Sementara aku duduk kembali di salah satu kayu mati sambil memandangi pantai. Kebetulan sekali pulau ini berada di tengah-tengah laut. Pangeran Textra tidak bisa berenang dan tidak memiliki akses untuk keluar masuk. Berbeda denganku yang bisa keluar masuk dengan kapal kerajaan. Pulau ini juga sebenarnya di jaga oleh prajurit di pintu masuk.
Matahari mulai tenggelam. Aku mengumpulkan ranting kayu dan menyalakan api dengan batu sembari menunggu Pangeran Textra kembali.
Sudah 3 kali aku mengganti ranting kayu yang terbakar, Pangeran Textra belum juga kembali. Matahari sudah berganti dengan rembulan yang sudah meninggi dan berada tepat di atas kepala. Aku merebahkan tubuhku di atas kain yang sudah aku gelar. Menunggu Pangeran datang sambil menghitung bintang yang bertebaran di langit. Iseng amat sih aku? Ngitungin bintang? Hadeeeh ....
Aku putuskan untuk mengambil satu bintang, menggenggamnya dengan tangan kananku dan aku mengeluarkan bola-bola cahaya yang beterbangan di atas kepalaku.
"Gimana? Udah nggak bau kan?" Tiba-tiba Pengeran Textra sudah duduk di sampingku.
Emang sih ... nggak bau sebusuk tadi, tapi bau amis malah tercium dari tubuhnya. "Bau amis!" celetukku.

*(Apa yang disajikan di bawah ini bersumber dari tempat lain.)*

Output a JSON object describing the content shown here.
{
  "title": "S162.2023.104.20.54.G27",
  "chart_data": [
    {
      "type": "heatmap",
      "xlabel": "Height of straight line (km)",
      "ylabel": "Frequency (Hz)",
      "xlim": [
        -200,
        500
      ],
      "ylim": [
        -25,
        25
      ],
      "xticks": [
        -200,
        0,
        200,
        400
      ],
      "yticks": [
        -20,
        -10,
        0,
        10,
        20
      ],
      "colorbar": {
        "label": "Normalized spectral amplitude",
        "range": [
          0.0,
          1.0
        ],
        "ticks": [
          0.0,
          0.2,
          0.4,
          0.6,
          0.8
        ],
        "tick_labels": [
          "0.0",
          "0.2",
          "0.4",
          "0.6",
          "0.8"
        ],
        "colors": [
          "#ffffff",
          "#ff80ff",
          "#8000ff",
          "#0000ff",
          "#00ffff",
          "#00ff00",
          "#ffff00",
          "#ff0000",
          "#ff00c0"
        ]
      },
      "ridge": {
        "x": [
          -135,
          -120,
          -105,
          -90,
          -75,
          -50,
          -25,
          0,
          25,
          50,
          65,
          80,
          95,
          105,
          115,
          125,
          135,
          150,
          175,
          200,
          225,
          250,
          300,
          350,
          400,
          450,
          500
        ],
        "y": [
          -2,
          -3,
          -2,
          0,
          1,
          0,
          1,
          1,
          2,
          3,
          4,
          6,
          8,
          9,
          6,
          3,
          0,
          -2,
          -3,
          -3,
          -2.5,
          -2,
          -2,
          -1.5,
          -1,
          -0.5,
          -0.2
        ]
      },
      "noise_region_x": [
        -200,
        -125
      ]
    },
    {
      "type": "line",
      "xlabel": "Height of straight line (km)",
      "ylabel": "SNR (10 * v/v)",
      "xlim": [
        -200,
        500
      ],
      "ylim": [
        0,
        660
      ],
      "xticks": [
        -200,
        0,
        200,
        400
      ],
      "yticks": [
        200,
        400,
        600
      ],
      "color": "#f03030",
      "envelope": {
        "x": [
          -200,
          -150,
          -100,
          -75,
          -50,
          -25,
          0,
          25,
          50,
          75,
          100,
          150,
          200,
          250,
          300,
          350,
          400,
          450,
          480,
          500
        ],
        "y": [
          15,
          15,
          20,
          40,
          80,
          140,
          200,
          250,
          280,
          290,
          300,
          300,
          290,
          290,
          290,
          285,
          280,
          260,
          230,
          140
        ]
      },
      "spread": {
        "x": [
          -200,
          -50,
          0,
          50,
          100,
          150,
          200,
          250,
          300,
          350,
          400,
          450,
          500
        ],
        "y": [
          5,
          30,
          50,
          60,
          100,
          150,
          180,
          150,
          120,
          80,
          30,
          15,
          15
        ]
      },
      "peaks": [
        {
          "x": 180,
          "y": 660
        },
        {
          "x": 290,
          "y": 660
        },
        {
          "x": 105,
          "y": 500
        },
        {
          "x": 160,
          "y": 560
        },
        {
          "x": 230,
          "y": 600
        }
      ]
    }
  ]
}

"Oh ... iya. Aku dapet ikaaan!" Pangeran Textra mengangkat ranting pohon yang dipakai untuk menyusun ikan-ikan, diangkat tepat di atas wajahku.
"Apaan sih!?" Aku langsung bangkit. "Bau tau!"

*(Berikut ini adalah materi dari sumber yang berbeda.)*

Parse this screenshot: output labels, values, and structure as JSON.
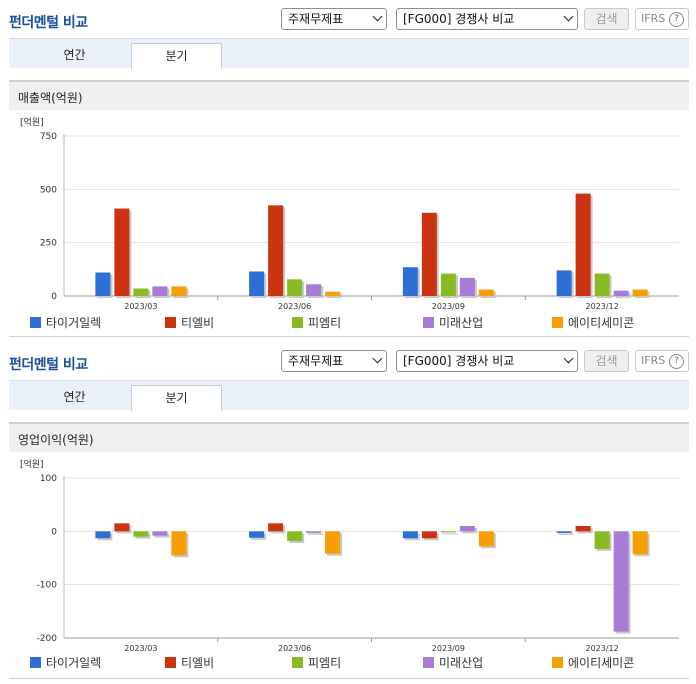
{
  "panels": [
    {
      "title": "펀더멘털 비교",
      "statement_select": "주재무제표",
      "compare_select": "[FG000] 경쟁사 비교",
      "search_label": "검색",
      "ifrs_label": "IFRS",
      "help_glyph": "?",
      "tabs": [
        {
          "label": "연간"
        },
        {
          "label": "분기"
        }
      ],
      "active_tab": 1,
      "section_title": "매출액(억원)"
    },
    {
      "title": "펀더멘털 비교",
      "statement_select": "주재무제표",
      "compare_select": "[FG000] 경쟁사 비교",
      "search_label": "검색",
      "ifrs_label": "IFRS",
      "help_glyph": "?",
      "tabs": [
        {
          "label": "연간"
        },
        {
          "label": "분기"
        }
      ],
      "active_tab": 1,
      "section_title": "영업이익(억원)"
    }
  ],
  "colors": {
    "타이거일렉": "#2e6fd6",
    "티엘비": "#cc3311",
    "피엠티": "#88bb22",
    "미래산업": "#a77bd6",
    "에이티세미콘": "#f5a000"
  },
  "chart_data": [
    {
      "type": "bar",
      "title": "매출액(억원)",
      "unit_label": "[억원]",
      "categories": [
        "2023/03",
        "2023/06",
        "2023/09",
        "2023/12"
      ],
      "ylim": [
        0,
        750
      ],
      "yticks": [
        0,
        250,
        500,
        750
      ],
      "ytick_labels": [
        "0",
        "250",
        "500",
        "750"
      ],
      "grid": true,
      "legend_position": "bottom",
      "series": [
        {
          "name": "타이거일렉",
          "values": [
            110,
            115,
            135,
            120
          ]
        },
        {
          "name": "티엘비",
          "values": [
            410,
            425,
            390,
            480
          ]
        },
        {
          "name": "피엠티",
          "values": [
            35,
            78,
            105,
            105
          ]
        },
        {
          "name": "미래산업",
          "values": [
            45,
            55,
            85,
            25
          ]
        },
        {
          "name": "에이티세미콘",
          "values": [
            45,
            20,
            30,
            30
          ]
        }
      ]
    },
    {
      "type": "bar",
      "title": "영업이익(억원)",
      "unit_label": "[억원]",
      "categories": [
        "2023/03",
        "2023/06",
        "2023/09",
        "2023/12"
      ],
      "ylim": [
        -200,
        100
      ],
      "yticks": [
        -200,
        -100,
        0,
        100
      ],
      "ytick_labels": [
        "-200",
        "-100",
        "0",
        "100"
      ],
      "grid": true,
      "legend_position": "bottom",
      "series": [
        {
          "name": "타이거일렉",
          "values": [
            -13,
            -12,
            -13,
            -3
          ]
        },
        {
          "name": "티엘비",
          "values": [
            15,
            15,
            -13,
            10
          ]
        },
        {
          "name": "피엠티",
          "values": [
            -10,
            -18,
            -2,
            -33
          ]
        },
        {
          "name": "미래산업",
          "values": [
            -8,
            -3,
            10,
            -188
          ]
        },
        {
          "name": "에이티세미콘",
          "values": [
            -45,
            -42,
            -28,
            -43
          ]
        }
      ]
    }
  ]
}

"Bukannya kamu juga biasa makan ikan kayak gini? Ingat nggak waktu pertama kali kita ketemu? Kamu lagi makan ikan dari kolam kerajaan? Ikan-ikan kesayanganku itu."
"Iyaa..."
"Ya udah. Bakar gih! Aku laper!" perintah Pangeran Textra.
"Baru aja ngabisin 3 bungkus nasi padang. Udah laper lagi?"
Pangeran Textra hanya meringis.
"Pantesan gendut!!" umpatku.
"Cepet! Bakarin ikannya!" perintahnya lagi.
"Ogah, ah!"
"Kamu mau membantah titah Pangeran!? Hah!?"
"Apaan sih!?" Aku menyambar ikan yang ada di tangan Pangeran Textra. Berjalan mendekati perapian dan membakarnya.
"Hmm ... malam ini indah banget ya?" Pangeran Textra merebahkan diri di atas kain yang tadinya aku pakai untuk berbaring. Ia memandangi langit luas yang bertaburan dengan bintang-bintang. Bola-bola cahaya milikku melingkar mengelilingi kami.
"Ini bola cahayamu?" tanya Pangeran Textra.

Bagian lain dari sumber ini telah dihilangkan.